“El primer día”: relato de Candela Miñoz para el concurso “El IES en tu memoria”

Aunque suene a verdad de perogrullo, la vida nos enseña todo el tiempo y muchas veces, a pesar de lo que quisiéramos seguir creyendo, pensando, haciendo… Y frente a esto podemos protestar, negar, e intentar rechazar lo que nos toca pero no podemos detener las experiencias que vamos a vivir. Los cambios rotundos de rutinas, vínculos, espacios conocidos constituyen una experiencia que siempre moviliza, incomoda y más de una vez tendemos a volver a aquel lugar de estabilidad y de certidumbres. En este relato presentado al Concurso “El IES en tu memoria”, Candela Miñoz de 4° año D nos propone acercarnos a una experiencia que nos inunda de incertidumbre y nos permite reflexionar acerca de lo maravilloso que es, a veces, salir de lo conocido y aventurarse a la encrucijada de caminos y a nuevos senderos por desandar.

El primer día

Esto ocurrió el primer día de clases, en primer año. Llegué al colegio con mi mamá que me acompañó porque ese día era el sorteo para saber quá curso y con qué compañeros me iba a tocar.

Yo estaba muy nerviosa, quería que me tocara con mis amigas, con las que por suerte habíamos estado juntas, desde la salita de tres.

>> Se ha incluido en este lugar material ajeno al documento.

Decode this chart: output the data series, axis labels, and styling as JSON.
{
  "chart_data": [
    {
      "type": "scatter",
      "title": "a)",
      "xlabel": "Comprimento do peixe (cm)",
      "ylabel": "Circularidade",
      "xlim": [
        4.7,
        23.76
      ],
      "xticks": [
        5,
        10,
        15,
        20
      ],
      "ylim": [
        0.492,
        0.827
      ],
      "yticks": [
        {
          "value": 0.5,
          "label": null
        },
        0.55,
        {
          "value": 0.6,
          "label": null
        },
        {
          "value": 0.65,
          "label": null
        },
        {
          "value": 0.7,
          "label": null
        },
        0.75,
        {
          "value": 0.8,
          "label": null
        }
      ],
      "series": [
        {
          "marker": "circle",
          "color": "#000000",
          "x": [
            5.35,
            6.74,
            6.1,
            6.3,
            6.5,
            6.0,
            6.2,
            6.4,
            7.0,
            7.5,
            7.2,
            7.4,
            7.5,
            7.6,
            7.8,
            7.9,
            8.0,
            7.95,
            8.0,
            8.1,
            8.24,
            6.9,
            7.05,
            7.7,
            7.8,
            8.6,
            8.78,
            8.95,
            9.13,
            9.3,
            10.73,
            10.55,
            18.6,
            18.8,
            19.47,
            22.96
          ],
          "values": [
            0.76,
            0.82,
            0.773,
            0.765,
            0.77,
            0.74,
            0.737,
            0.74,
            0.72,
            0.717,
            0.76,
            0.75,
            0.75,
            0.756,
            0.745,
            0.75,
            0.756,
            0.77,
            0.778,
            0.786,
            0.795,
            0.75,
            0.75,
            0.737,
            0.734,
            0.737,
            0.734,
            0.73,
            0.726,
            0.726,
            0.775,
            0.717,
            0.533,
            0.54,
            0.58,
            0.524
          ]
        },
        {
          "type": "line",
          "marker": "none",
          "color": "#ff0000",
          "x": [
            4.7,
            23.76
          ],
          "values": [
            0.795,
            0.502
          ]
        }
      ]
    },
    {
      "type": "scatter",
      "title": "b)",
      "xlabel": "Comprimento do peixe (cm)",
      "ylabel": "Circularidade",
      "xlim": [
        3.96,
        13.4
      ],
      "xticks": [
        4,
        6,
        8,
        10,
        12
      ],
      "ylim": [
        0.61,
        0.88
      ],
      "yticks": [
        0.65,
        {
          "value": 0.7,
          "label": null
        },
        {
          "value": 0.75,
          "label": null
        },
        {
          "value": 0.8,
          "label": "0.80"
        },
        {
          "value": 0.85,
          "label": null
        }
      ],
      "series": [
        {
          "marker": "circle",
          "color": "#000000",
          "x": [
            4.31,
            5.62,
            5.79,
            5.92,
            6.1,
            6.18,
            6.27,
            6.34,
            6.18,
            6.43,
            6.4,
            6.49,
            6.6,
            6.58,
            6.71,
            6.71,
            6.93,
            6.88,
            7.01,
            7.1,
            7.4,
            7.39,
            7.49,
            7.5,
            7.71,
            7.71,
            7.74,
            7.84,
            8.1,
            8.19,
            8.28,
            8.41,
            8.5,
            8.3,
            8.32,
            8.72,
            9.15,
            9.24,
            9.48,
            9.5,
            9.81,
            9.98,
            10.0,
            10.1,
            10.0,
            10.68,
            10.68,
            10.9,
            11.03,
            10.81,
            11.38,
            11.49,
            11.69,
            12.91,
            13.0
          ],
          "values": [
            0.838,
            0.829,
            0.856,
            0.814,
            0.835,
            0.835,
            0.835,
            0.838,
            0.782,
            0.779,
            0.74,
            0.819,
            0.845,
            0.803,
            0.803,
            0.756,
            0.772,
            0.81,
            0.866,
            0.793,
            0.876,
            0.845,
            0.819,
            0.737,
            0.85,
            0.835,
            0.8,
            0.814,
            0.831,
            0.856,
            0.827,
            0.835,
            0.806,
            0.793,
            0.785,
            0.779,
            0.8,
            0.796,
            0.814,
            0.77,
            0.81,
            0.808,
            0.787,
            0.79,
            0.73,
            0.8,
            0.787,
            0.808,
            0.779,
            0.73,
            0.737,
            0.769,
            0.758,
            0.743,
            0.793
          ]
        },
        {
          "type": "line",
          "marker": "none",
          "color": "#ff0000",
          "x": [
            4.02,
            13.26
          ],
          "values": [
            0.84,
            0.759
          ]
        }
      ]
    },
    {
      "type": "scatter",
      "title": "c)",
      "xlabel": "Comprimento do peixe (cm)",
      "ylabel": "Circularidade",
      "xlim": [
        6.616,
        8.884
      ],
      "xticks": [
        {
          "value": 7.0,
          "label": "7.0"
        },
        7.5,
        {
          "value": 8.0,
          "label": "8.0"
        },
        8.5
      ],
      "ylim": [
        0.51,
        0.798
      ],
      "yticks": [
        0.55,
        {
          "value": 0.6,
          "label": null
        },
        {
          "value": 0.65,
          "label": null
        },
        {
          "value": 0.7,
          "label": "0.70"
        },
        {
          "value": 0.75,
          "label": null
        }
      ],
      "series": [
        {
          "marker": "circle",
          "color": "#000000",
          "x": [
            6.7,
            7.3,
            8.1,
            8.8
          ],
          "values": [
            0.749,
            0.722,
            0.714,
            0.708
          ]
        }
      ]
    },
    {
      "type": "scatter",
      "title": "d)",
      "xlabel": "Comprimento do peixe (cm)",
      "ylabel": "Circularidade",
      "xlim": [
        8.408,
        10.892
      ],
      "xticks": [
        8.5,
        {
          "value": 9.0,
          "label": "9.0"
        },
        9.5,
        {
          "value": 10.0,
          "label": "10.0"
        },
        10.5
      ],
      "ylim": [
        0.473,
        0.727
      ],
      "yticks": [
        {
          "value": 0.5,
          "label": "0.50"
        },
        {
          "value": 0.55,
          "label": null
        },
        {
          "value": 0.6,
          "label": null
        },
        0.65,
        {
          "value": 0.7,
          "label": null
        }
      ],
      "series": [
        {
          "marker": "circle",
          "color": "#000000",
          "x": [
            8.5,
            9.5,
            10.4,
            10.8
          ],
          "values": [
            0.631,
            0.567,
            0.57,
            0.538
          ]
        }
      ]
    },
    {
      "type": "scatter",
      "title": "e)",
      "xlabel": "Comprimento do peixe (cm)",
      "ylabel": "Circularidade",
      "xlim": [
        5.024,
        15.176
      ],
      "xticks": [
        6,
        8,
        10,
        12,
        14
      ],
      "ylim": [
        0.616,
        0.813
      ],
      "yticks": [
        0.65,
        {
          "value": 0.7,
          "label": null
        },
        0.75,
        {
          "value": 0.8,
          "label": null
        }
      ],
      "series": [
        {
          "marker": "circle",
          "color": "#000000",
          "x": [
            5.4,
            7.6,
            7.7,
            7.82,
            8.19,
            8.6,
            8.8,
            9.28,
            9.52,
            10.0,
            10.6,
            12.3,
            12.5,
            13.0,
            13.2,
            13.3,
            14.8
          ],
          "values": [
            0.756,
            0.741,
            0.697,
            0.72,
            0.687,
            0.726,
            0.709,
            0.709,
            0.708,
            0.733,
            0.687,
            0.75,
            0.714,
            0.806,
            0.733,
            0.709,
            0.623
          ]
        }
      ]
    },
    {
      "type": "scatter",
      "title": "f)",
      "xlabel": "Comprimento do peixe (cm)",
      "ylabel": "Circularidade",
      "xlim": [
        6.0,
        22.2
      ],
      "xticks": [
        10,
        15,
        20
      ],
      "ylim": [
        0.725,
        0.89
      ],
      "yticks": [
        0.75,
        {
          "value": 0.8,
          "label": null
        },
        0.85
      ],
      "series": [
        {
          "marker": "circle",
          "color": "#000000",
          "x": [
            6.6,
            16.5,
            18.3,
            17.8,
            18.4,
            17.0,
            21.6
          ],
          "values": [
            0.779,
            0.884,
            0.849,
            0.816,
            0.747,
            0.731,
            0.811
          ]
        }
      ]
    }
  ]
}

Cuando entramos nos hicieron formar en el patio cubierto, donde estaba la directora, la vicedirectora, los preceptores, y todos los alumnos que empezábamos primer año y también todos los padres.

Nos hicieron un hermoso acto de bienvenida, se presentaron los directivos y nos presentaron a los preceptores, después procedieron a contarnos cómo iba a ser el sorteo.

Y así llegó el gran momento, empezaron a sacar los papelitos con los nombres, la profe Postay los leía y los alumnos debíamos ir con el preceptor que nos correspondía a cada uno. Yo estaba muy nerviosa sentada de la mano con mis amigas, rezando para que nos tocara juntas, cuando de repente me doy cuenta que una compañera estaba llorando desconsolada, me dio mucha lástima y empecé a hablarle para hacerla sentir mejor, pero no había forma, no paraba de llorar, me decía que no le había tocado con sus amigas y que se iba a quedar sola porque ella no se juntaba con nadie que no fueran ellas, porque le daba mucha vergüenza hablar con otras personas, me partió el corazón.

Estuve tanto tiempo consolándola, que cuando menos lo pensé la nombraron a ella, tuvo que ir con su preceptor. En ese momento cuando miré para atrás me di cuenta que mis amigas ya no estaban, ya habían salido sorteadas y yo ni me di cuenta, ni sabía en qué curso les había tocado ni nada, si estaban juntas o separadas, no sabía nada, me había perdido más de la mitad del sorteo.

Pero la mejor parte de esta historia es que a mí no me tocó con ningún conocido, solo con la chica que había estado consolando. Nos sentamos juntas, ella estaba más tranquila y hablamos un montón. Nació una hermosa amistad que dura hasta el día de hoy. A pesar de haber elegido especialidades diferentes hoy seguimos juntas y somos grandes e inseparables amigas.